This week I traveled to Chicago for the three-day Consortium of School Networks (CoSN) #COSN17 Annual Conference.  And while the official conference theme was “Invent the Future”, it was a different recurring theme that I noted throughout the show: Digital Equity.

In both sessions and conversations, district superintendents, CIO’s, CTO’s and other technology professionals kept referring to digital equity.  In his opening plenary session, Miami-Dade County Public Schools Superintendent and national “2016 Superintendent of the Year” @miamisup Alberto Carvalho emphasized the critical role of digital equity in bridging the achievement and economic gaps within student populations and in ensuring an equitable future for all. 

There appears to be divergent opinions on what exactly “digital equity” means, and what it will take to achieve it.  Some district leaders feel that by providing laptops to the entire student body achieves digital equity.  Others believe that laptops or other devices should only be provided to those students that are unable to afford it.  The most comprehensive definition I heard expanded beyond merely providing a device for the students to take home.  It addressed the question of whether and how the students can connect their devices to the digital curriculums housed within the district’s data centers, or to cloud-based providers. 

As many district leaders acknowledged, education is no longer a 7:45 a.m. to 3 p.m. issue. It’s now a 24 x7 phenomenon, with the “outside the schoolhouse” component often more important than the classroom experience. And the connectivity requirements are growing by leaps and bounds.

With streaming video, interactive, personalized learning and collaborative, project based lessons, the bandwidth requirements are substantial.  As Mr.

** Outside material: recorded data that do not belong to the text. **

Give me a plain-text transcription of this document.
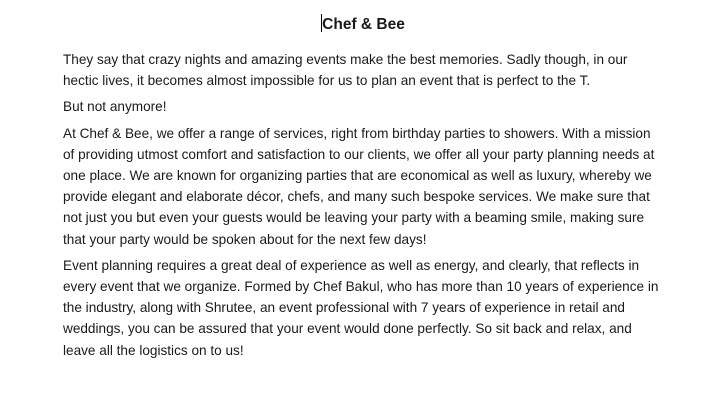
Chef & Bee

They say that crazy nights and amazing events make the best memories. Sadly though, in our hectic lives, it becomes almost impossible for us to plan an event that is perfect to the T.

But not anymore!

At Chef & Bee, we offer a range of services, right from birthday parties to showers. With a mission of providing utmost comfort and satisfaction to our clients, we offer all your party planning needs at one place. We are known for organizing parties that are economical as well as luxury, whereby we provide elegant and elaborate décor, chefs, and many such bespoke services. We make sure that not just you but even your guests would be leaving your party with a beaming smile, making sure that your party would be spoken about for the next few days!

Event planning requires a great deal of experience as well as energy, and clearly, that reflects in every event that we organize. Formed by Chef Bakul, who has more than 10 years of experience in the industry, along with Shrutee, an event professional with 7 years of experience in retail and weddings, you can be assured that your event would done perfectly. So sit back and relax, and leave all the logistics on to us!
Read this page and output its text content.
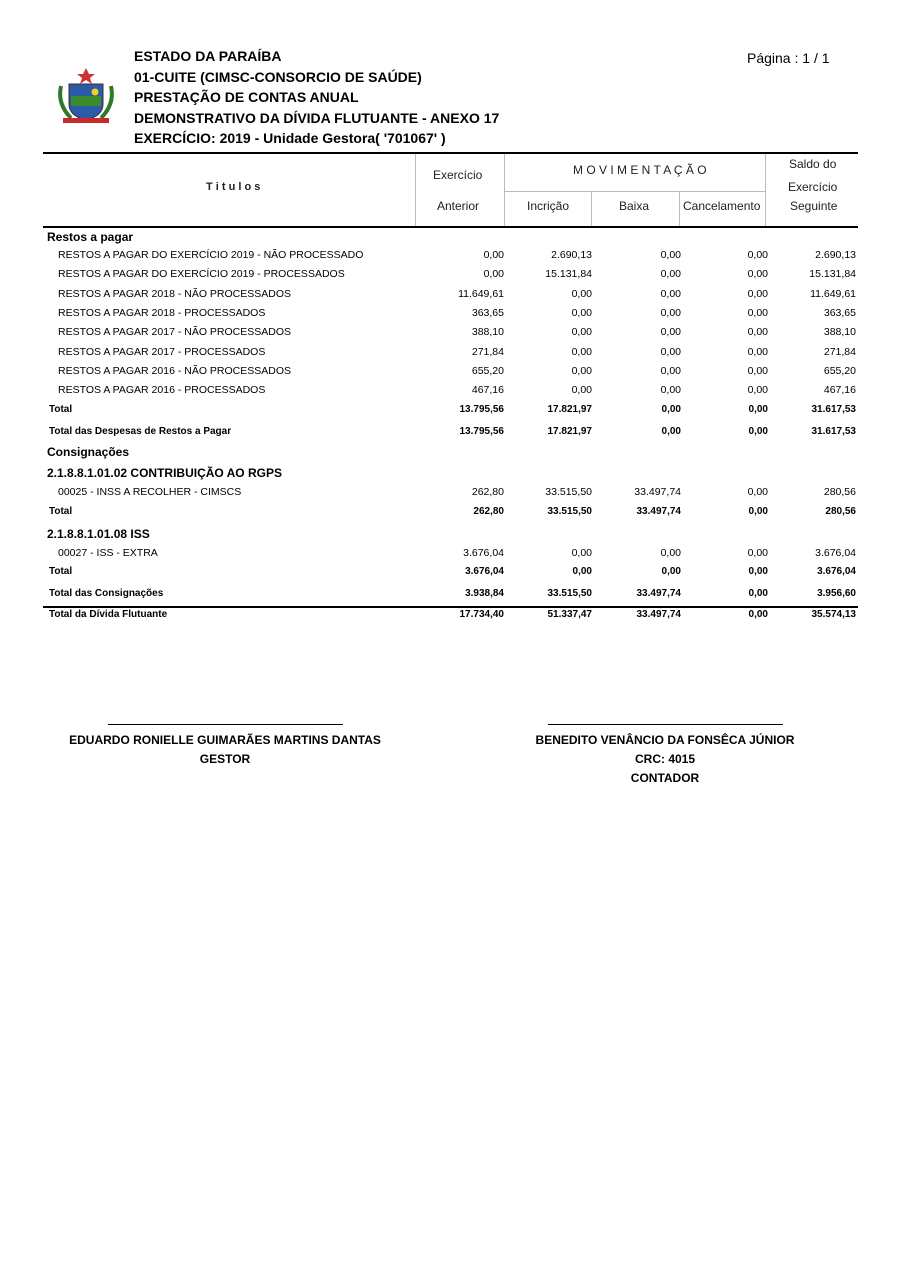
Página : 1 / 1
ESTADO DA PARAÍBA
01-CUITE (CIMSC-CONSORCIO DE SAÚDE)
PRESTAÇÃO DE CONTAS ANUAL
DEMONSTRATIVO DA DÍVIDA FLUTUANTE - ANEXO 17
EXERCÍCIO: 2019 - Unidade Gestora( '701067' )
T i t u l o s
Exercício
Anterior
M O V I M E N T A Ç Ã O
Incrição	Baixa	Cancelamento
Saldo do
Exercício
Seguinte
Restos a pagar
RESTOS A PAGAR DO EXERCÍCIO 2019 - NÃO PROCESSADO	0,00	2.690,13	0,00	0,00	2.690,13
RESTOS A PAGAR DO EXERCÍCIO 2019 - PROCESSADOS	0,00	15.131,84	0,00	0,00	15.131,84
RESTOS A PAGAR 2018 - NÃO PROCESSADOS	11.649,61	0,00	0,00	0,00	11.649,61
RESTOS A PAGAR 2018 - PROCESSADOS	363,65	0,00	0,00	0,00	363,65
RESTOS A PAGAR 2017 - NÃO PROCESSADOS	388,10	0,00	0,00	0,00	388,10
RESTOS A PAGAR 2017 - PROCESSADOS	271,84	0,00	0,00	0,00	271,84
RESTOS A PAGAR 2016 - NÃO PROCESSADOS	655,20	0,00	0,00	0,00	655,20
RESTOS A PAGAR 2016 - PROCESSADOS	467,16	0,00	0,00	0,00	467,16
Total	13.795,56	17.821,97	0,00	0,00	31.617,53
Total das Despesas de Restos a Pagar	13.795,56	17.821,97	0,00	0,00	31.617,53
Consignações
2.1.8.8.1.01.02 CONTRIBUIÇÃO AO RGPS
00025 - INSS A RECOLHER - CIMSCS	262,80	33.515,50	33.497,74	0,00	280,56
Total	262,80	33.515,50	33.497,74	0,00	280,56
2.1.8.8.1.01.08 ISS
00027 - ISS - EXTRA	3.676,04	0,00	0,00	0,00	3.676,04
Total	3.676,04	0,00	0,00	0,00	3.676,04
Total das Consignações	3.938,84	33.515,50	33.497,74	0,00	3.956,60
Total da Dívida Flutuante	17.734,40	51.337,47	33.497,74	0,00	35.574,13
EDUARDO RONIELLE GUIMARÃES MARTINS DANTAS
GESTOR
BENEDITO VENÂNCIO DA FONSÊCA JÚNIOR
CRC: 4015
CONTADOR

Carvalho put it, “digital equality requires a wide digital highway – 1Gig, 10Gig, even 20Gig networks are becoming the norm”.

Bridging the Digital Equity Gap

District leaders are taking innovative approaches to addressing the “beyond the school building” connectivity requirements.  Many districts are opening schools earlier and closing later, so that students that lack broadband access at home can complete their homework using the school’s network.  Others are partnering with libraries and local businesses to extend internet access to their students after school hours and on weekends. 

One superintendent stated that “if local businesses allow my students to access the internet from their establishments, I give them publicity to the parents”.

Other innovative CTO’s equip district school buses with network switches and park them in lower-income neighborhoods so that students can access broadband connectivity through the vehicle’s network footprint.

Other district CTO’s are concerned about whether pursuing digital equity can result in “bandwidth inequity”.  Their reasoning is that with more devices accessing bandwidth-intensive content at the same time, they will compete for bandwidth with all the other applications running across the network.   For example, one CTO from a district in Louisiana stated that she expanded her district’s fiber capacity from 1Gbps to 10Gbps.  When I asked, what drove her to do so, she explained that the increase in devices for students coincided with an increase in network congestion. 

The congestion was especially acute during online testing. In fact, she stated that whenever the district was conducting online testing, she had to scale back on of the video applications - which in turn impacted teachers’ lesson plans.

Growing connectivity without a growing budget

Several other CTO’s I spoke with also recently expanded network capacity to avoid “bandwidth inequality” between applications.  The problem they face in doing so is that budgets remain flat.  Many districts report no increases in their IT budgets, and some are experiencing decreases.  Which means that any additional investment in one area such as broadband, comes at the expense of another area. 

Making those decisions is one thing that keeps district technology leaders awake at night.  During the conference opening plenary session, the results of the CoSN 2017 K-12 IT Leadership Survey Report were announced.  Broadband and Network Capacity was rated as the number two priority among the survey respondents.  While this category slipped from its’ number one spot last year, Broadband and Network Capacity is tightly linked to this year’s top priority Mobile Learning. 

The other priorities – cyber security, bring your own device, open educational resources, etc., will compete for scarce budget dollars.   Once again Mr. Cavahlo provided a great perspective and example during his speech.  He said that when facing difficult decisions, “you have to focus on what’s best for the students, and what reflects your district’s values.  If it’s important to you, then find a way to do it.  Budget for what you value, and do what’s best for the kids”.